Asanuma Haruka, Koide-Majima Naoko, Nakamura Ken, Horii Takato, Nishimoto Shinji, Oizumi Masafumi
Graduate School of Arts and Sciences, The University of Tokyo, Tokyo, 153-8902, Japan.
Center for Information and Neural Networks (CiNet), National Institute of Information and Communications Technology, Osaka, 565-0871, Japan.
Sci Rep. 2025 Sep 1;15(1):32175. doi: 10.1038/s41598-025-14961-6.
Recent studies have revealed that human emotions exhibit a high-dimensional, complex structure. A full capturing of this complexity requires new approaches, as conventional models that disregard high dimensionality risk overlooking key nuances of human emotions. Here, we examined the extent to which the latest generation of rapidly evolving Multimodal Large Language Models (MLLMs) capture these high-dimensional, intricate emotion structures, including capabilities and limitations. Specifically, we compared self-reported emotion ratings from participants watching videos with model-generated estimates (e.g., Gemini or GPT).

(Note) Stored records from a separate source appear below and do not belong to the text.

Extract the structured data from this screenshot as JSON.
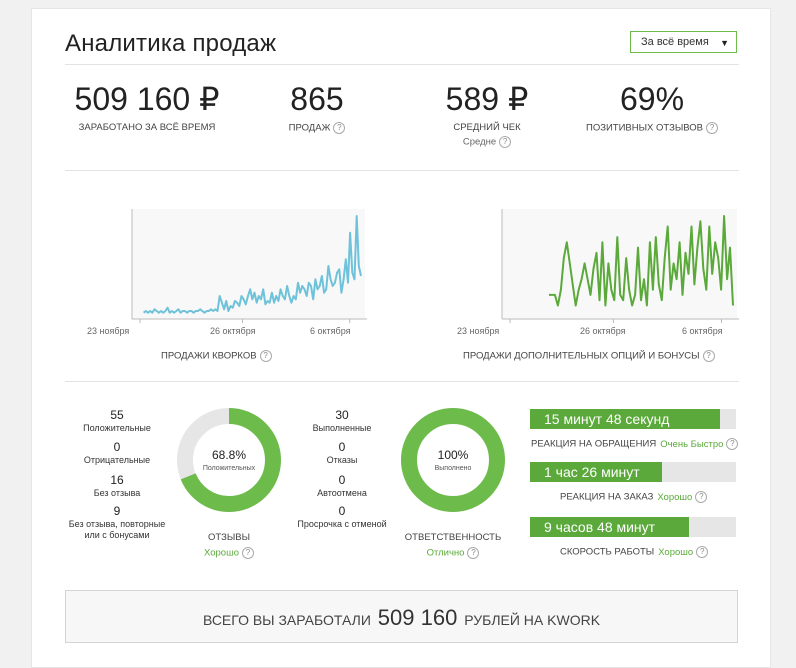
{
  "header": {
    "title": "Аналитика продаж",
    "period": "За всё время"
  },
  "stats": [
    {
      "value": "509 160 ₽",
      "label": "ЗАРАБОТАНО ЗА ВСЁ ВРЕМЯ",
      "sub": ""
    },
    {
      "value": "865",
      "label": "ПРОДАЖ",
      "sub": ""
    },
    {
      "value": "589 ₽",
      "label": "СРЕДНИЙ ЧЕК",
      "sub": "Средне"
    },
    {
      "value": "69%",
      "label": "ПОЗИТИВНЫХ ОТЗЫВОВ",
      "sub": ""
    }
  ],
  "chart_data": [
    {
      "type": "line",
      "title": "ПРОДАЖИ КВОРКОВ",
      "xticks": [
        "23 ноября",
        "26 октября",
        "6 октября"
      ],
      "color": "#6ec2d9",
      "values": [
        2,
        3,
        2,
        3,
        2,
        4,
        3,
        2,
        3,
        2,
        3,
        5,
        2,
        3,
        2,
        3,
        4,
        2,
        3,
        3,
        2,
        3,
        3,
        2,
        3,
        3,
        4,
        3,
        2,
        3,
        3,
        4,
        3,
        4,
        3,
        12,
        8,
        4,
        9,
        3,
        6,
        5,
        9,
        8,
        6,
        12,
        10,
        7,
        12,
        16,
        10,
        14,
        8,
        12,
        10,
        16,
        7,
        9,
        8,
        14,
        8,
        12,
        9,
        16,
        12,
        10,
        18,
        12,
        8,
        12,
        10,
        20,
        14,
        18,
        16,
        12,
        20,
        18,
        10,
        22,
        16,
        18,
        24,
        14,
        16,
        30,
        22,
        18,
        20,
        26,
        28,
        14,
        22,
        34,
        20,
        50,
        26,
        22,
        60,
        30,
        24
      ]
    },
    {
      "type": "line",
      "title": "ПРОДАЖИ ДОПОЛНИТЕЛЬНЫХ ОПЦИЙ И БОНУСЫ",
      "xticks": [
        "23 ноября",
        "26 октября",
        "6 октября"
      ],
      "color": "#5aa93a",
      "values": [
        8,
        8,
        8,
        4,
        10,
        22,
        28,
        20,
        12,
        4,
        10,
        14,
        20,
        14,
        8,
        18,
        24,
        6,
        28,
        4,
        20,
        10,
        6,
        30,
        8,
        6,
        22,
        10,
        4,
        8,
        26,
        6,
        14,
        4,
        28,
        10,
        30,
        12,
        6,
        22,
        34,
        10,
        20,
        14,
        28,
        8,
        24,
        16,
        34,
        12,
        26,
        36,
        18,
        10,
        34,
        16,
        28,
        22,
        10,
        38,
        14,
        26,
        4
      ]
    }
  ],
  "reviews": {
    "items": [
      {
        "count": "55",
        "label": "Положительные"
      },
      {
        "count": "0",
        "label": "Отрицательные"
      },
      {
        "count": "16",
        "label": "Без отзыва"
      },
      {
        "count": "9",
        "label": "Без отзыва, повторные или с бонусами"
      }
    ],
    "percent": 68.8,
    "center_value": "68.8%",
    "center_label": "Положительных",
    "caption": "ОТЗЫВЫ",
    "rating": "Хорошо"
  },
  "orders": {
    "items": [
      {
        "count": "30",
        "label": "Выполненные"
      },
      {
        "count": "0",
        "label": "Отказы"
      },
      {
        "count": "0",
        "label": "Автоотмена"
      },
      {
        "count": "0",
        "label": "Просрочка с отменой"
      }
    ],
    "percent": 100,
    "center_value": "100%",
    "center_label": "Выполнено",
    "caption": "ОТВЕТСТВЕННОСТЬ",
    "rating": "Отлично"
  },
  "speed": [
    {
      "value": "15 минут 48 секунд",
      "label": "РЕАКЦИЯ НА ОБРАЩЕНИЯ",
      "rating": "Очень Быстро",
      "fill": 0.92
    },
    {
      "value": "1 час 26 минут",
      "label": "РЕАКЦИЯ НА ЗАКАЗ",
      "rating": "Хорошо",
      "fill": 0.64
    },
    {
      "value": "9 часов 48 минут",
      "label": "СКОРОСТЬ РАБОТЫ",
      "rating": "Хорошо",
      "fill": 0.77
    }
  ],
  "total": {
    "prefix": "ВСЕГО ВЫ ЗАРАБОТАЛИ",
    "amount": "509 160",
    "suffix": "РУБЛЕЙ НА KWORK"
  },
  "colors": {
    "accent": "#5aa93a",
    "line1": "#6ec2d9",
    "ring_bg": "#e6e6e6"
  },
  "help_icon": "?"
}
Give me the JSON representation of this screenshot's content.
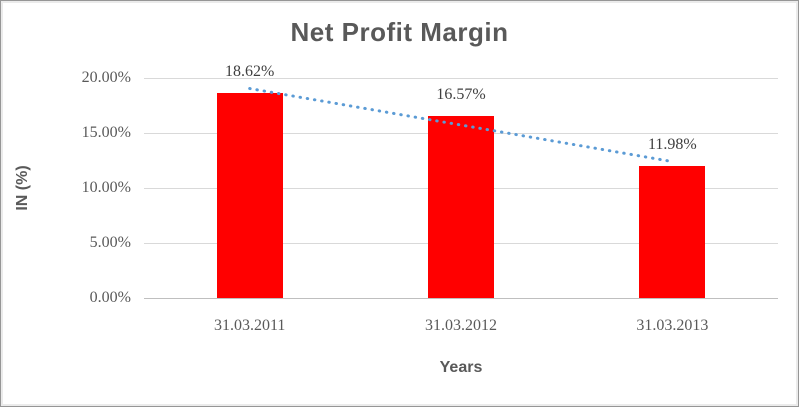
{
  "chart_data": {
    "type": "bar",
    "title": "Net Profit Margin",
    "xlabel": "Years",
    "ylabel": "IN (%)",
    "categories": [
      "31.03.2011",
      "31.03.2012",
      "31.03.2013"
    ],
    "values": [
      18.62,
      16.57,
      11.98
    ],
    "data_labels": [
      "18.62%",
      "16.57%",
      "11.98%"
    ],
    "yticks": [
      {
        "value": 20,
        "label": "20.00%"
      },
      {
        "value": 15,
        "label": "15.00%"
      },
      {
        "value": 10,
        "label": "10.00%"
      },
      {
        "value": 5,
        "label": "5.00%"
      },
      {
        "value": 0,
        "label": "0.00%"
      }
    ],
    "ylim": [
      0,
      20
    ],
    "grid": true,
    "legend": "none",
    "bar_color": "#FF0000",
    "trendline": {
      "type": "linear",
      "style": "round-dot",
      "color": "#5B9BD5"
    },
    "colors": {
      "title": "#595959",
      "axis_title": "#595959",
      "tick_label": "#595959",
      "data_label": "#3F3F3F",
      "gridline": "#D9D9D9",
      "axis_line": "#BFBFBF",
      "background": "#FFFFFF",
      "frame_border": "#969696"
    }
  }
}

We evaluated performance not only at the individual video level but also from emotion structures that account for inter-video relationships. At the level of simple correlation between emotion structures, our results demonstrated strong similarity between human and model-inferred emotion structures. To further explore whether the similarity between humans and models is at the signle-item level or the coarse-category level, we applied Gromov-Wasserstein Optimal Transport. We found that although performance was not necessarily high at the strict, single-item level, performance across video categories that elicit similar emotions was substantial, indicating that the model could infer human emotional experiences at the coarse-category level. Our results suggest that current state-of-the-art MLLMs broadly capture the complex high-dimensional emotion structures at the coarse-category level, as well as their apparent limitations in accurately capturing entire structures at the single-item level.

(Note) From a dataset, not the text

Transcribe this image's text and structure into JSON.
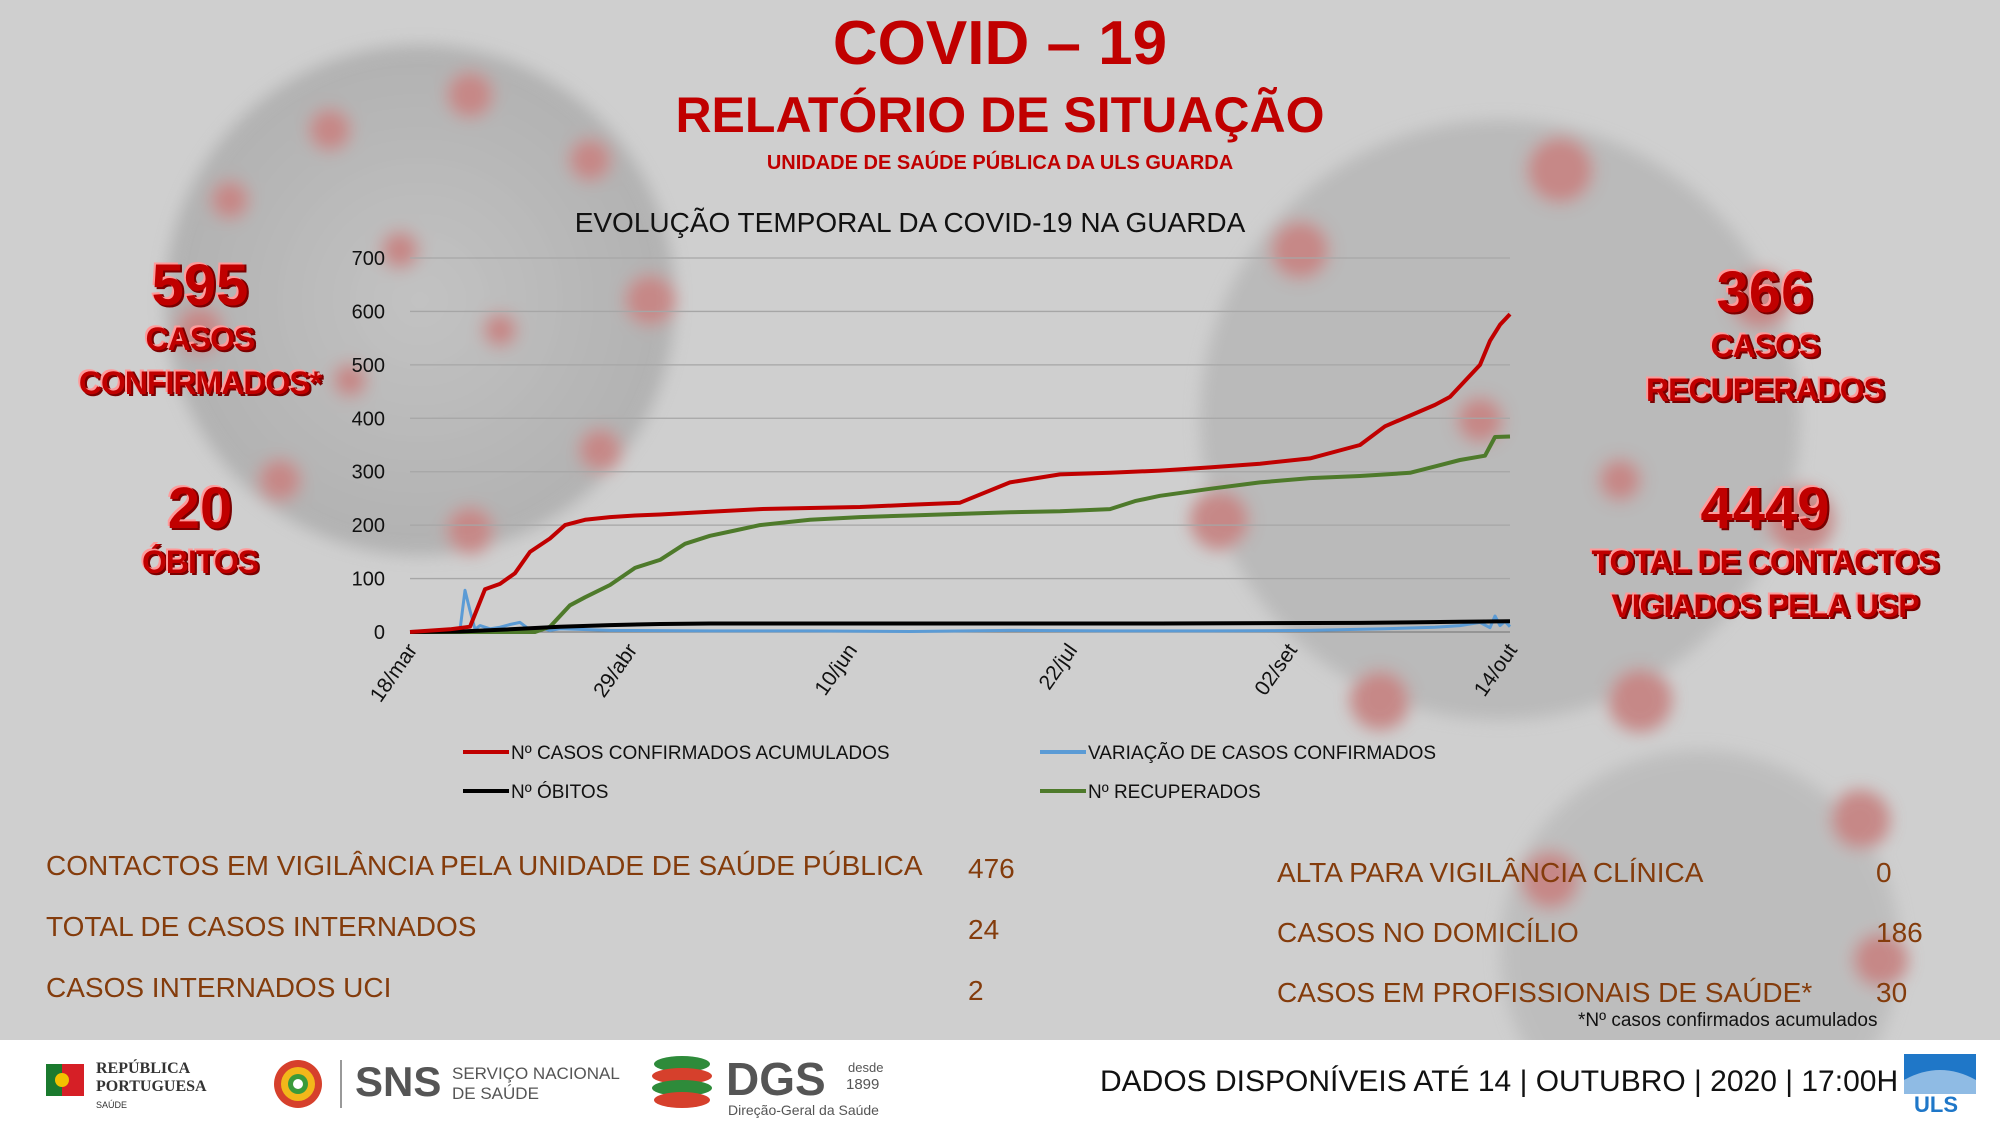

最近的研究表明,人类情感呈现出高维度、复杂的结构。要全面捕捉这种复杂性,需要新的方法,因为忽视高维度的传统模型可能会忽略人类情感的关键细微差别。在这里,我们研究了最新一代快速发展的多模态大语言模型(MLLMs)在多大程度上捕捉到了这些高维度、复杂的情感结构,包括其能力和局限性。具体来说,我们将观看视频的参与者的自我报告情感评分与模型生成的估计值(如Gemini或GPT)进行了比较。我们不仅在单个视频层面评估了性能,还从考虑视频间关系的情感结构层面进行了评估。在情感结构的简单相关性层面,我们的结果表明人类和模型推断的情感结构之间有很强的相似性。为了进一步探究人类与模型之间的相似性是在单项层面还是粗略类别层面,我们应用了格罗莫夫-瓦瑟斯坦最优传输。我们发现,虽然在严格的单项层面性能不一定高,但在引发相似情感的视频类别中的性能相当可观,这表明模型能够在粗略类别层面推断人类的情感体验。我们的结果表明,当前最先进的MLLMs在粗略类别层面广泛捕捉到了复杂的高维度情感结构,以及它们在准确捕捉单项层面的整个结构方面明显的局限性。